W piątek na stronie internetowej placówki pojawił się następujący komunikat:
"Wprowadza się na terenie szpitala bezwzględny zakaz używania wody do celów spożywczych do odwołania.
Woda może być używana jedynie do celów sanitarnych.
Zakaz dotyczy budynku szpitala.
W związku z powyższym zostają też wstrzymane przyjęcia planowe do szpitala".
Pacjentom zapewniono wodę do picia, niektórzy sami sobie ją kupują w sklepie. Spore zamieszanie wywołuje jednak informacje, że woda z kranów naddaje się jedynie do celów sanitarnych.
Jacek Żak z krakowskiego sanepidu zaleca, żeby dla bezpieczeństwa, aż do odwołania nie używać wody z kranów w szpitalu w Brzesku nawet do mycia rąk, szczególnie gdy pacjenci mają jakieś rany na ciele. Wodą można jedynie spłukiwać sanitariaty.
Woda będzie badana na bieżąco i wszystko wskazuje na to, że najpóźniej w poniedziałek będzie można jej normalnie używać.

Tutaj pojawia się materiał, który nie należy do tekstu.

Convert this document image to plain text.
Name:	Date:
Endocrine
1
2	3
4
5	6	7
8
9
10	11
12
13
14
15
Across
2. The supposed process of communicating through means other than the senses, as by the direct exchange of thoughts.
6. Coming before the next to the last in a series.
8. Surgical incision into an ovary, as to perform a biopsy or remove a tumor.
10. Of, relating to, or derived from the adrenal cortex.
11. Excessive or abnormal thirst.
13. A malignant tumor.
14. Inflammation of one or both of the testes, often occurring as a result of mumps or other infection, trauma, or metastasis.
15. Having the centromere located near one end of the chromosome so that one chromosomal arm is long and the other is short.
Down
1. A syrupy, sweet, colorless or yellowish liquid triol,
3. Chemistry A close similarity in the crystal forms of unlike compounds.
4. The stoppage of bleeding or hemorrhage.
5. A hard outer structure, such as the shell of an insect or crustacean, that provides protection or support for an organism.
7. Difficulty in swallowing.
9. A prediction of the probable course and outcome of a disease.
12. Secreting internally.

Przedsiębiorstwo Wodociągów i Kanalizacji w Brzesku ma ustalić źródło skażenia, podjąć próbę dezynfekcji instalacji, a po niej przeprowadzić analizę wody. Rzecznik WSSE powiedział, że w próbkach wody pobranych w innych miejscach Brzeska nie stwierdzono skażenia bakteriami i mieszkańcy mogą być spokojni.